- Theatrical release poster
- Directed by: Rob Margolies
- Written by: Rob Margolies
- Starring: Josh Gad; Kristen Ruhlin; Johnny Messner; Melonie Diaz; Aaron Yoo; Hilary Duff;
- Production company: Different Duck Films
- Release date: August 3, 2012;
- Running time: 85 minutes
- Country: United States
- Language: English

= She Wants Me =

2012 film by Rob Margolies

She Wants Me is a 2012 comedy film written and directed by Rob Margolies and starring Josh Gad and Kristen Ruhlin.

== Plot ==
Sam is a writer working on a feature film. His girlfriend Sammy has been promised the lead role, but the producers want a famous actress.

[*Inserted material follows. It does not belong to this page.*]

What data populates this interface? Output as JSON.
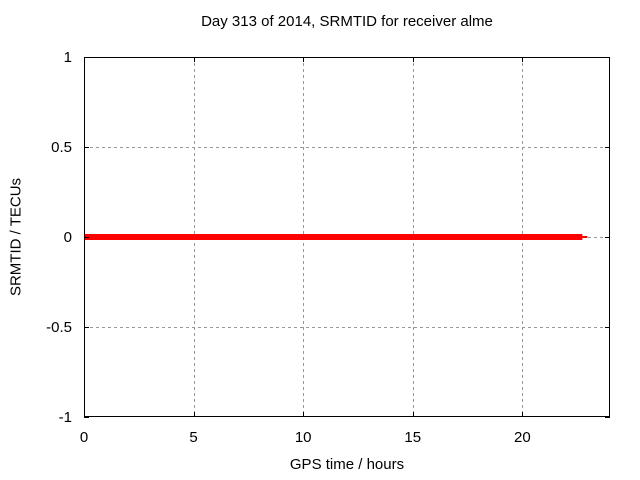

After some problems and the return of Sammy’s ex-boyfriend John, the relationship get complicated and they break up. Sam needs to deal with John, who becomes his friend and roommate, his lack of inspiration to write the film, his new single life and a new girlfriend who has had sex with many men, though all he really wants is Sammy back.

== Casting ==

Margolies originally penned the role of Sam Baum for Jonah Hill, and intended Elliot Page to play Sammy Kingston. Kate Bosworth was originally attached to play the role of Kim Powers, but due to scheduling conflicts with another film, was unable to participate. Hilary Duff replaced her in October 2010.

The cameo role of Charlie Sheen was penned originally for Jeff Goldblum, but when the producers of the film mentioned an option to have Sheen participate, Margolies jumped at the chance to work with him. Sheen eventually became one of the executive producers of the film.